New KCI in its home stretch, to open in less than a year
KANSAS CITY, Mo. (KCTV) - Kansas City’s largest infrastructure project ever, the new KCI, is just one year away from being finished.
On Thursday, the city’s aviation department took KCTV5 on a tour to get a look the progress three years since breaking ground.
Some of the new amenities involve technology. Take the parking garage. The structure is up, and soon, lights will be installed above each stall that will change red or green to show which spaces are occupied or open.
The check-in counters are still just metal overhangs against walls.
But some of the finishes are already up, including limestone walls at the entrance. The limestone was sourced from a quarry near Springfield.
The distinctive solid wood covering the high ceilings in the concourse and entrance are also Missouri sourced. The Hemlock planks are finished with a warm tone. Floor to ceiling windows along the concourse combine with the high ceilings for an open, airy feel with a lot of natural light.
The main connector concourse has moving walkways on both sides.
A key feature in the local eating and concession spots is the view. Jason Parson, President and CEO of Parson + Associates, a public relations firm representing the Vantage Airport Group, pointed to stalls on either side of the area beyond the security checkpoint.
“You’ll have a food hall right here with open windows. And you’ll be able to see the planes coming and going,” said Parson.
Halfway down the main connector concourse is an exhibit on Kansas City’s aviation history in a more spacious viewing area.
“I’m really excited about seeing families with young travelers that have their faces and fingers pressed up against the window watching the airfield operate, watching the airlines come and go, watching bags onto the aircraft,” said Justin Meyer, Deputy Director of Aviation.
Another thing that will be all glass is the passenger boarding bridges. Those are the currently accordion-like cramped spaces people where people linger to board. The 39 glass replacements are more than just fancy looking.
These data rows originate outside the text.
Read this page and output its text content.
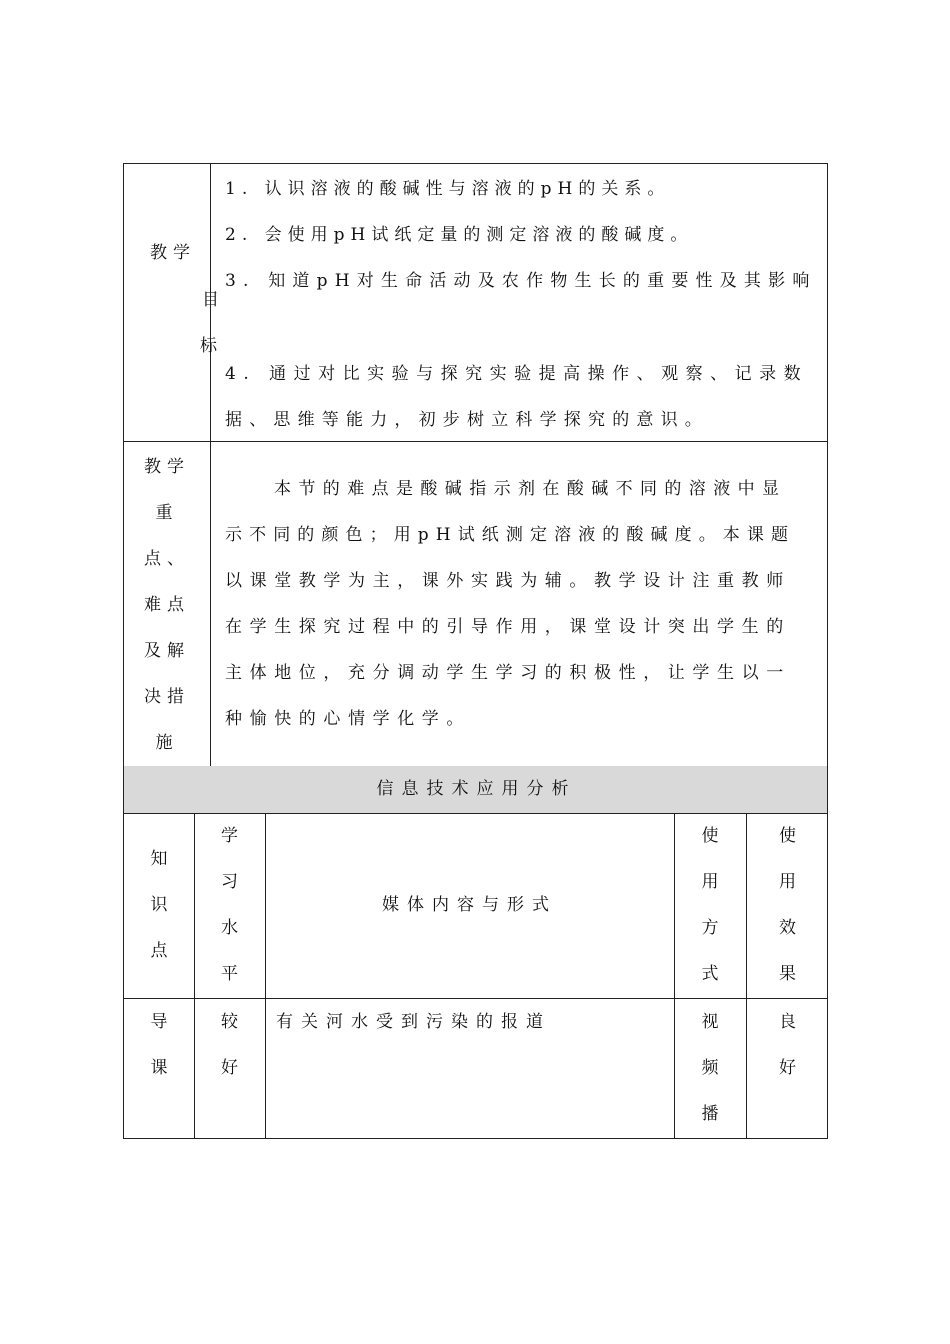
教学
目
标
1. 认识溶液的酸碱性与溶液的pH的关系。
2. 会使用pH试纸定量的测定溶液的酸碱度。
3. 知道pH对生命活动及农作物生长的重要性及其影响
4. 通过对比实验与探究实验提高操作、观察、记录数
据、思维等能力，初步树立科学探究的意识。
教学
重
点、
难点
及解
决措
施
本节的难点是酸碱指示剂在酸碱不同的溶液中显
示不同的颜色；用pH试纸测定溶液的酸碱度。本课题
以课堂教学为主，课外实践为辅。教学设计注重教师
在学生探究过程中的引导作用，课堂设计突出学生的
主体地位，充分调动学生学习的积极性，让学生以一
种愉快的心情学化学。
信息技术应用分析
知
识
点
学
习
水
平
媒体内容与形式
使
用
方
式
使
用
效
果
导
课
较
好
有关河水受到污染的报道	视
频
播
良
好
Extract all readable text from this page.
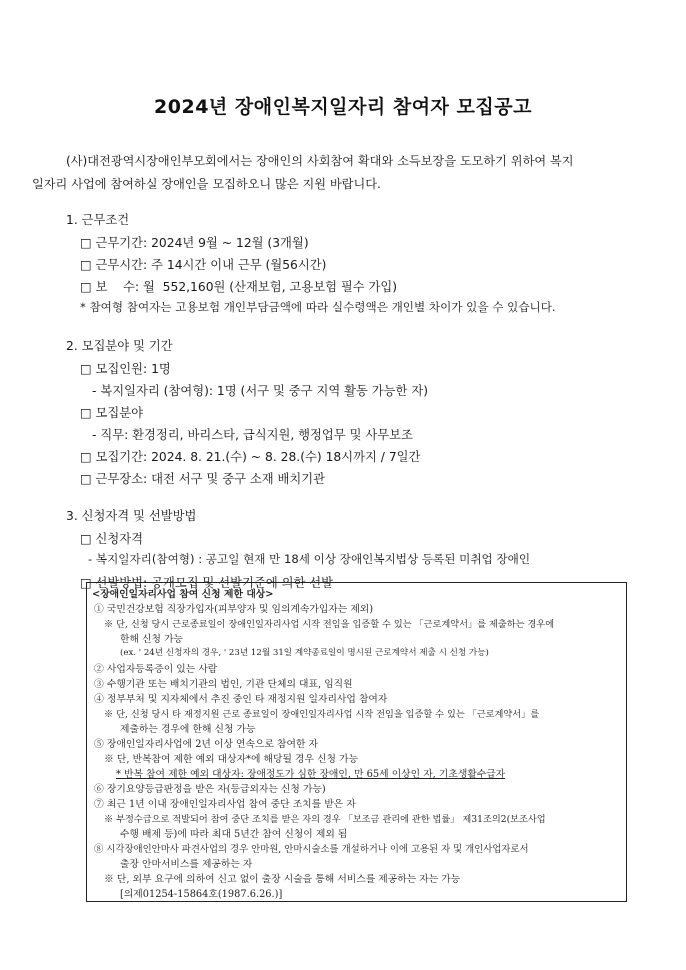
2024년 장애인복지일자리 참여자 모집공고
(사)대전광역시장애인부모회에서는 장애인의 사회참여 확대와 소득보장을 도모하기 위하여 복지
일자리 사업에 참여하실 장애인을 모집하오니 많은 지원 바랍니다.
1. 근무조건
□ 근무기간: 2024년 9월 ~ 12월 (3개월)
□ 근무시간: 주 14시간 이내 근무 (월56시간)
□ 보    수: 월  552,160원 (산재보험, 고용보험 필수 가입)
* 참여형 참여자는 고용보험 개인부담금액에 따라 실수령액은 개인별 차이가 있을 수 있습니다.
2. 모집분야 및 기간
□ 모집인원: 1명
- 복지일자리 (참여형): 1명 (서구 및 중구 지역 활동 가능한 자)
□ 모집분야
- 직무: 환경정리, 바리스타, 급식지원, 행정업무 및 사무보조
□ 모집기간: 2024. 8. 21.(수) ~ 8. 28.(수) 18시까지 / 7일간
□ 근무장소: 대전 서구 및 중구 소재 배치기관
3. 신청자격 및 선발방법
□ 신청자격
- 복지일자리(참여형) : 공고일 현재 만 18세 이상 장애인복지법상 등록된 미취업 장애인
□ 선발방법: 공개모집 및 선발기준에 의한 선발
<장애인일자리사업 참여 신청 제한 대상>
① 국민건강보험 직장가입자(피부양자 및 임의계속가입자는 제외)
※ 단, 신청 당시 근로종료일이 장애인일자리사업 시작 전임을 입증할 수 있는 「근로계약서」를 제출하는 경우에
한해 신청 가능
(ex. ' 24년 신청자의 경우, ' 23년 12월 31일 계약종료일이 명시된 근로계약서 제출 시 신청 가능)
② 사업자등록증이 있는 사람
③ 수행기관 또는 배치기관의 법인, 기관 단체의 대표, 임직원
④ 정부부처 및 지자체에서 추진 중인 타 재정지원 일자리사업 참여자
※ 단, 신청 당시 타 재정지원 근로 종료일이 장애인일자리사업 시작 전임을 입증할 수 있는 「근로계약서」를
제출하는 경우에 한해 신청 가능
⑤ 장애인일자리사업에 2년 이상 연속으로 참여한 자
※ 단, 반복참여 제한 예외 대상자*에 해당될 경우 신청 가능
* 반복 참여 제한 예외 대상자: 장애정도가 심한 장애인, 만 65세 이상인 자, 기초생활수급자
⑥ 장기요양등급판정을 받은 자(등급외자는 신청 가능)
⑦ 최근 1년 이내 장애인일자리사업 참여 중단 조치를 받은 자
※ 부정수급으로 적발되어 참여 중단 조치를 받은 자의 경우 「보조금 관리에 관한 법률」 제31조의2(보조사업
수행 배제 등)에 따라 최대 5년간 참여 신청이 제외 됨
⑧ 시각장애인안마사 파견사업의 경우 안마원, 안마시술소를 개설하거나 이에 고용된 자 및 개인사업자로서
출장 안마서비스를 제공하는 자
※ 단, 외부 요구에 의하여 신고 없이 출장 시술을 통해 서비스를 제공하는 자는 가능
[의제01254-15864호(1987.6.26.)]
“We will be the largest all-glass passenger boarding bridge airport in the United States,” said Meyer. “It really eliminates the claustrophobic feeling.”
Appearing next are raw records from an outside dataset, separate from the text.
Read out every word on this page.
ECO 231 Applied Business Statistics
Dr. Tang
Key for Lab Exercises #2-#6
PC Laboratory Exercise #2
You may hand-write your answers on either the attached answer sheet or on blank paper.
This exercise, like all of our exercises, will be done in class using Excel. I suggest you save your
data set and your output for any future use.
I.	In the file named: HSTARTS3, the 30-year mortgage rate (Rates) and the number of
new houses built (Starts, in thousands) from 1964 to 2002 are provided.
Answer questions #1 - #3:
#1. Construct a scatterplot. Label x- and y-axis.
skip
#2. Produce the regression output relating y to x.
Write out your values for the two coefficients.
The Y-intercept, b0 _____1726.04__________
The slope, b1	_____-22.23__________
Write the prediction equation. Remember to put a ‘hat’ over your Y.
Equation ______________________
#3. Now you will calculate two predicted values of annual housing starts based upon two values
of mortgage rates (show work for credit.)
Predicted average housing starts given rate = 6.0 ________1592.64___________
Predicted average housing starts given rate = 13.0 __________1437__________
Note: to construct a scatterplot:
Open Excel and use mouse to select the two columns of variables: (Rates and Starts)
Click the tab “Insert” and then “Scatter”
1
The centerpiece of all of the art installations evokes a fountain with moving LED lights. Why not water you ask?
“The baggage claim area is right below us and so having a fountain with water was not a possibility,” said James Martin, Public Art Administrator for the City of Kansas City, Missouri, as he stood in the spot where they exhibit is to be erected.”
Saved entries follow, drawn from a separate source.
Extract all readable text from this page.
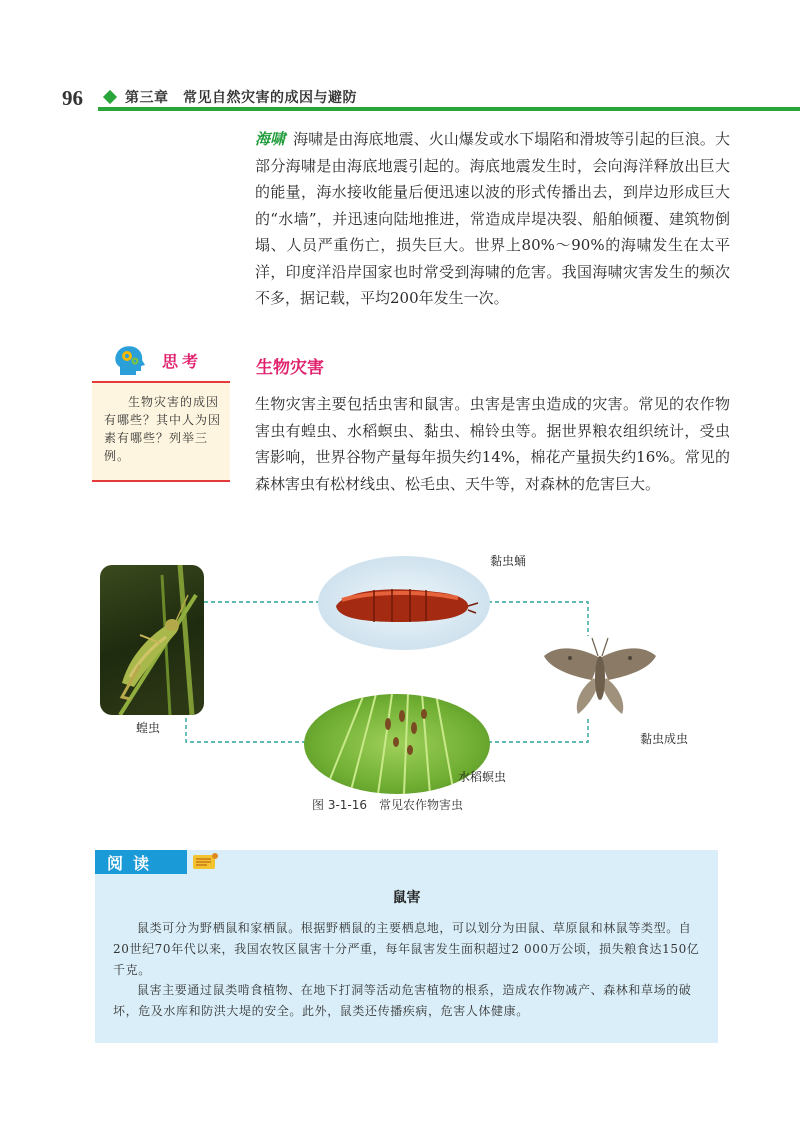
96	第三章　常见自然灾害的成因与避防
海啸 海啸是由海底地震、火山爆发或水下塌陷和滑坡等引起的巨浪。大部分海啸是由海底地震引起的。海底地震发生时，会向海洋释放出巨大的能量，海水接收能量后便迅速以波的形式传播出去，到岸边形成巨大的“水墙”，并迅速向陆地推进，常造成岸堤决裂、船舶倾覆、建筑物倒塌、人员严重伤亡，损失巨大。世界上80%～90%的海啸发生在太平洋，印度洋沿岸国家也时常受到海啸的危害。我国海啸灾害发生的频次不多，据记载，平均200年发生一次。
思考
生物灾害的成因有哪些？其中人为因素有哪些？列举三例。
生物灾害
生物灾害主要包括虫害和鼠害。虫害是害虫造成的灾害。常见的农作物害虫有蝗虫、水稻螟虫、黏虫、棉铃虫等。据世界粮农组织统计，受虫害影响，世界谷物产量每年损失约14%，棉花产量损失约16%。常见的森林害虫有松材线虫、松毛虫、天牛等，对森林的危害巨大。
蝗虫
黏虫蛹
水稻螟虫
黏虫成虫
图 3-1-16　常见农作物害虫
阅读
鼠害
鼠类可分为野栖鼠和家栖鼠。根据野栖鼠的主要栖息地，可以划分为田鼠、草原鼠和林鼠等类型。自20世纪70年代以来，我国农牧区鼠害十分严重，每年鼠害发生面积超过2 000万公顷，损失粮食达150亿千克。
鼠害主要通过鼠类啃食植物、在地下打洞等活动危害植物的根系，造成农作物减产、森林和草场的破坏，危及水库和防洪大堤的安全。此外，鼠类还传播疾病，危害人体健康。
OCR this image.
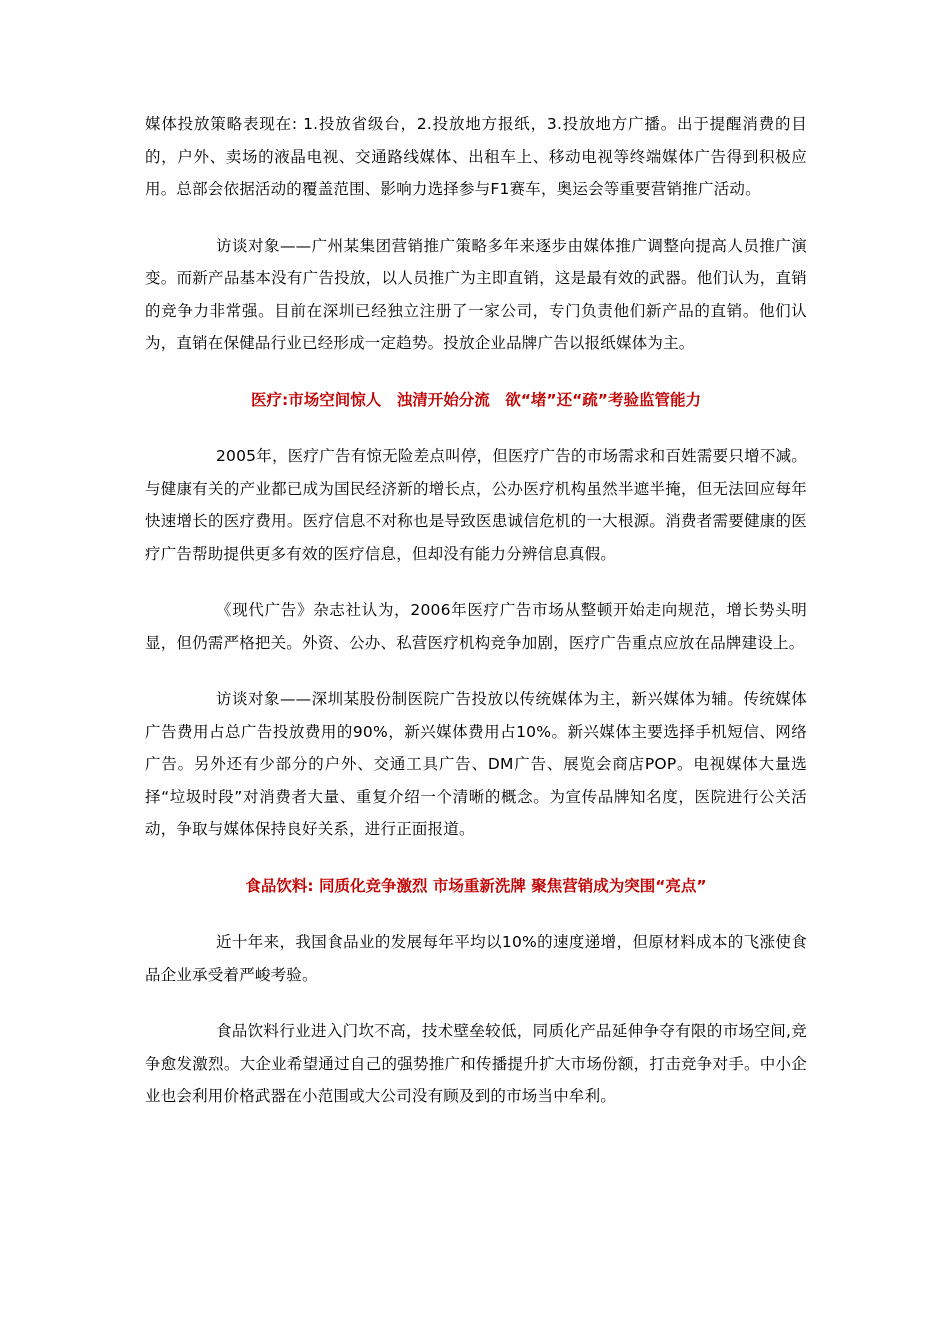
媒体投放策略表现在: 1.投放省级台，2.投放地方报纸，3.投放地方广播。出于提醒消费的目的，户外、卖场的液晶电视、交通路线媒体、出租车上、移动电视等终端媒体广告得到积极应用。总部会依据活动的覆盖范围、影响力选择参与F1赛车，奥运会等重要营销推广活动。

访谈对象——广州某集团营销推广策略多年来逐步由媒体推广调整向提高人员推广演变。而新产品基本没有广告投放，以人员推广为主即直销，这是最有效的武器。他们认为，直销的竞争力非常强。目前在深圳已经独立注册了一家公司，专门负责他们新产品的直销。他们认为，直销在保健品行业已经形成一定趋势。投放企业品牌广告以报纸媒体为主。

医疗:市场空间惊人　浊清开始分流　欲“堵”还“疏”考验监管能力

2005年，医疗广告有惊无险差点叫停，但医疗广告的市场需求和百姓需要只增不减。与健康有关的产业都已成为国民经济新的增长点，公办医疗机构虽然半遮半掩，但无法回应每年快速增长的医疗费用。医疗信息不对称也是导致医患诚信危机的一大根源。消费者需要健康的医疗广告帮助提供更多有效的医疗信息，但却没有能力分辨信息真假。

《现代广告》杂志社认为，2006年医疗广告市场从整顿开始走向规范，增长势头明显，但仍需严格把关。外资、公办、私营医疗机构竞争加剧，医疗广告重点应放在品牌建设上。

访谈对象——深圳某股份制医院广告投放以传统媒体为主，新兴媒体为辅。传统媒体广告费用占总广告投放费用的90%，新兴媒体费用占10%。新兴媒体主要选择手机短信、网络广告。另外还有少部分的户外、交通工具广告、DM广告、展览会商店POP。电视媒体大量选择“垃圾时段”对消费者大量、重复介绍一个清晰的概念。为宣传品牌知名度，医院进行公关活动，争取与媒体保持良好关系，进行正面报道。

食品饮料: 同质化竞争激烈 市场重新洗牌 聚焦营销成为突围“亮点”

近十年来，我国食品业的发展每年平均以10%的速度递增，但原材料成本的飞涨使食品企业承受着严峻考验。

食品饮料行业进入门坎不高，技术壁垒较低，同质化产品延伸争夺有限的市场空间,竞争愈发激烈。大企业希望通过自己的强势推广和传播提升扩大市场份额，打击竞争对手。中小企业也会利用价格武器在小范围或大公司没有顾及到的市场当中牟利。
Numerous other features not yet visible are aimed at inclusivity. Variety KC gave input on a play area with features for children of all physical abilities. A sensory room will be available for travelers on the spectrum. A travel simulation area will allow children new to travel a chance to conquer their fears before actually becoming airborne. The Greater Kansas City Interfaith Council made suggestions that resulted in a meditation room.
“Whether you want to roll out a prayer rug or a yoga mat, it’s all good in that space,” said Meyer.
They’ll have male and female restrooms, single-stall family restrooms with changing tables, and non-gendered multi-stalled restrooms with floor-to-ceiling stall doors. Meyer noted they could be particularly useful for a parent traveling with both male and female children urgently trying to get both to a toilet at once after deplaning.
There is still plenty to do, but with a crew of more than 600, and all the structural work done, they say they remain on schedule to open in March of 2023.
“We’re going to be significantly focused on the terrazzo flooring and the wood ceilings, but finishes on the inside of the building are about 60 percent complete and those will progress over the next six to nine months,” said Mark Goodwin, Vice President of Clark|Weitz|Clarkson.
He said they’ve been to stay on budget for the $1.5 billion project, partly because they sourced all of their materials before the supply chain crisis made the cost of materials skyrocket.